Nach dem reumütigen Verbrecher ist der römische Hauptmann der zweite, der Jesus nach dessen Tod als Messias anerkennt. Festus beschreibt, wie er die Hinrichtung des «Königs der Juden» erlebt hat.
«Ich habe schon viele Menschen sterben gesehen», die leeren Blicke
von Hauptmann Festus irren ziellos über das Gelände. Kurz fixieren seine
Augen auch den Ort der Hinrichtung, dann springen sie davon wieder weg.

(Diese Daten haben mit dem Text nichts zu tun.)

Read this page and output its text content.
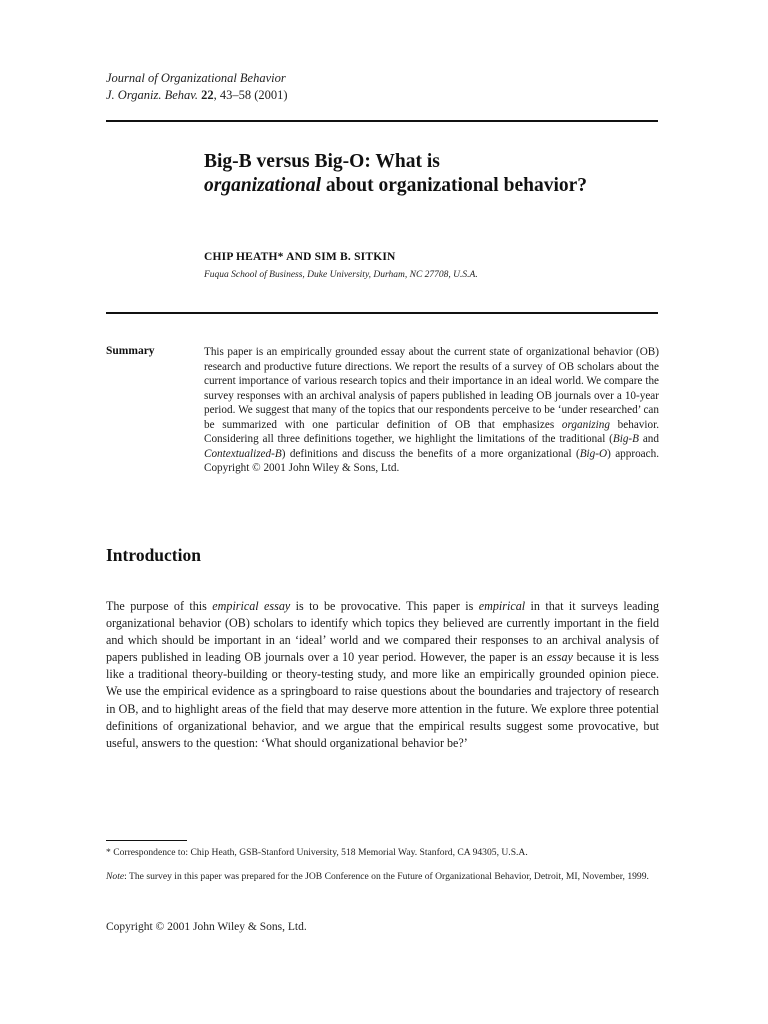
Journal of Organizational Behavior
J. Organiz. Behav. 22, 43–58 (2001)
Big-B versus Big-O: What is
organizational about organizational behavior?
CHIP HEATH* AND SIM B. SITKIN
Fuqua School of Business, Duke University, Durham, NC 27708, U.S.A.
Summary	This paper is an empirically grounded essay about the current state of organizational behavior (OB) research and productive future directions. We report the results of a survey of OB scholars about the current importance of various research topics and their importance in an ideal world. We compare the survey responses with an archival analysis of papers published in leading OB journals over a 10-year period. We suggest that many of the topics that our respondents perceive to be ‘under researched’ can be summarized with one particular definition of OB that emphasizes organizing behavior. Considering all three definitions together, we highlight the limitations of the traditional (Big-B and Contextualized-B) definitions and discuss the benefits of a more organizational (Big-O) approach. Copyright © 2001 John Wiley & Sons, Ltd.
Introduction
The purpose of this empirical essay is to be provocative. This paper is empirical in that it surveys leading organizational behavior (OB) scholars to identify which topics they believed are currently important in the field and which should be important in an ‘ideal’ world and we compared their responses to an archival analysis of papers published in leading OB journals over a 10 year period. However, the paper is an essay because it is less like a traditional theory-building or theory-testing study, and more like an empirically grounded opinion piece. We use the empirical evidence as a springboard to raise questions about the boundaries and trajectory of research in OB, and to highlight areas of the field that may deserve more attention in the future. We explore three potential definitions of organizational behavior, and we argue that the empirical results suggest some provocative, but useful, answers to the question: ‘What should organizational behavior be?’
* Correspondence to: Chip Heath, GSB-Stanford University, 518 Memorial Way. Stanford, CA 94305, U.S.A.
Note: The survey in this paper was prepared for the JOB Conference on the Future of Organizational Behavior, Detroit, MI, November, 1999.
Copyright © 2001 John Wiley & Sons, Ltd.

«Hart habe ich im römischen Reich gedient. Gegen einfallende,
abenteuerliche Horden im Osten habe ich gekämpft. Damals noch oft an
vorderster Front. Am Ende der Reise, am Ende der Kräfte haben wir uns
manchmal sogar gegen eine Übermacht durchgesetzt. Glauben Sie mir, das
waren wüste Schlachten. Es waren Gemetzel, wie man sie aus den Arenen
kennt.»
Festus nimmt einen tiefen Zug aus seinem Kelch und behält den Wein
ein paar Sekunden im Mund, geradeso als würde er das Nass kauen. Dann
schluckt er den gegorenen Saft hinunter. Wieder schweift sein Augenpaar
über das Gelände.
Lebensodem geraubt
«Oft habe ich den Feind persönlich mit meinem Schwert vernichtend
getroffen. Ich habe dem Feind tief in die Augen geblickt, wenn diese
starr wurden, während das kalte Metall meiner Waffe ihm den Lebensodem
raubte.» Festus Gesicht ist hart und unerbittlich. Bisher hatte er für
den Kaiser gekämpft. Die Befehle stellte er nie in Frage. Er war
aufgestiegen und hatte mit den kaiserlichen Truppen immer wieder
Eroberungskeile in die feindlichen Reihen geschlagen. Land und Gut hatte
er eingenommen. Für den Ruhm Roms.
Verbrecher wurden hingerichtet. Das war nichts Besonderes. Zur
Belustigung des Volkes wurden manche auch im Kolosseum von Löwen
zerfleischt oder aufeinander losgehetzt. Möge der Bessere gewinnen – und
dann ein andermal verlieren.
«Es hätte nie soweit kommen dürfen!»
«Der Aufruhr um diesen Jesus hier im Süden unseres Reichs, in
Jerusalem, spielte für mich keine Rolle. Ich bin hier stationiert, um
die Macht Roms zu sichern und unser Imperium weiter in den Süden
auszudehnen.» Er macht kein Geheimnis daraus, dass Nordägypten bald
nicht mehr der südlichste Teil sein soll. «Das wissen die Bewohner dort
auch und sie fürchten bereits jetzt den Moment, wenn unsere Truppen auch
vor ihren Toren stehen.»
Erst vor wenigen Stunden schloss Jesus von Nazareth seine irdischen
Augen. Wegen der gebieterischen Anordnung von Festus als letzter Akt im
wohl bizarrsten Gerichtsfall der Erdgeschichte – der Richter hat zuletzt
seine Hände im Wasser gewaschen, um damit zu betonen, dass er
unschuldig sei am Tod dieses Mannes.
Natürlich war da dieses tiefverwurzelte Aufbegehren unter den
Pharisäern. Doch letztlich regierten die römischen Statthalter und ihre
Soldaten mit eiserner Hand, ohne Probleme hätte dem Einhalt geboten
werden können. «Jesus begeisterte zwar die Massen, aber eine politische
Gefahr war er nie. Im Gegenteil, er sagte sogar, dass man die Steuern
bezahlen solle. Es hätte nie zu diesem Prozess kommen dürfen.»
Die Erde bebte...
Der Tod von Jesus wurde durch surrealistische Naturgewalten
begleitet. Die Erde bebte. Der Himmel verdunkelte sich. Und der Vorhang
im Tempel zerriss. «Ob es wohl doch der König der Juden war, den wir ans
Kreuz genagelt haben, schoss mir durch den Kopf. Die ganze Szenerie
überforderte mich. Ich sah sogar in die Augen des sterbenden Jesus.» Mit
zittriger Hand führt der Hauptmann den Kelch zum Mund, stellt ihn dann
aber ohne daran zu nippen wieder ab. «Sie waren so rein. So unschuldig.
So voller Liebe. Sie trafen mein Herz.»
Und dann schiessen Tränen in Festus' Augen. «Er sagte: 'Vater, vergib
ihnen, denn sie wissen nicht was sie tun.' Jeder andere Mensch hätte
vor diesem Jesus an dieses Kreuz gehört. Jeder.» Gebrochen rekapituliert
er: «Wir …, nein …, ich … ich habe den Sohn Gottes getötet.»